HOMENAGENS E MANIFESTAÇÕES
Além da criação de datas comemorativas e de frentes parlamentares (grupos de vereadores associados para debate de temas de interesse social), outra marca do mandato do político filiado ao Partido Liberal foi a concessão de homenagens a pessoas e instituições públicas, além das manifestações de solidariedade, apoio ou repúdio a determinados acontecimentos e assuntos do cotidiano.
Entre os beneficiados com as distinções estão o deputado federal Eduardo Bolsonaro (PL), que recebeu a Comenda Porto do Sol e o ex-ministro Onyx Lorenzoni, homenageado com o título de Cidadão de Porto Alegre a Onyx Lorenzoni.
As moções sugeridas, por sua vez, são caracterizadas por manifestações a respeito de fatos de relevância pública ou social. Bobadra tomou a iniciativa para demonstrar sua posição sobre diversos assuntos.
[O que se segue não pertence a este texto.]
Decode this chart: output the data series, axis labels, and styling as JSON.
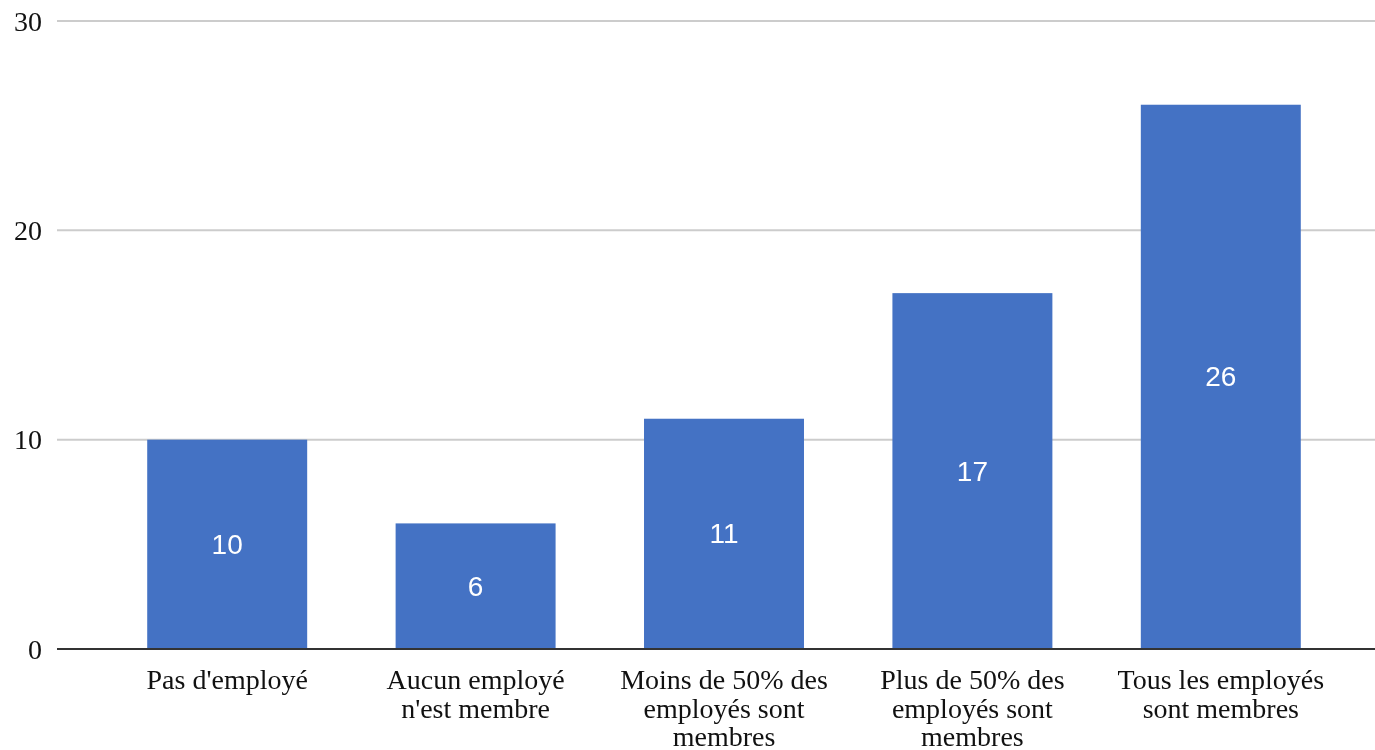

Em uma das ocasiões, emitiu uma "moção de solidariedade às autoridades, familiares e amigos das vítimas do implacável terremoto que atingiu a região central da Turquia e o norte da Síria" em fevereiro deste ano.
FUTURO DOS PROJETOS
Atualmente, mais de cem projetos de autoria do ex-parlamentar seguem tramitando.
— Os projetos que não foram votados, tanto do vereador Alexandre Bobadra como de todo vereador que sai da casa, seguem o trâmite normal. Depois de passarem pelas comissões, para entrar na ordem do dia, é necessário que algum vereador que ele conheça peça a priorização do projeto (para inclusão na pauta) — afirma o presidente da Câmara de Vereadores.
De acordo com o site do legislativo porto-alegrense, as 137 proposições que ainda estão com o futuro em aberto representam cerca de 20% do total de matérias que tramitam na Câmara. Nenhum vereador em exercício tem mais projetos em tramitação atualmente. Atrás de Bobadra, por ordem de propostas em trâmite, vêm José Freitas (Republicanos) com 53, Claudio Janta (SD) com 28 e Aldacir Oliboni (PT) com 27.
CASSAÇÃO DO MANDATO
De acordo com o Ministério Público Eleitoral, Alexandre Bobadra recebeu a quantia de R$ 280 mil do Fundo Eleitoral, quase a metade de todos os recursos enviados pelo partido, para concorrer na eleição de 2020. Além disso, o candidato apareceu em quase um terço do tempo destinado à propaganda eleitoral do PSL - na época, ele era o presidente do diretório municipal. Em junho de 2022, o TRE-RS decidiu pela cassação em primeira instância. O vereador chegou a recorrer, mas após novo entendimento desfavorável ao réu, ainda existe a possibilidade de recurso junto ao Tribunal Superior Eleitoral (TSE).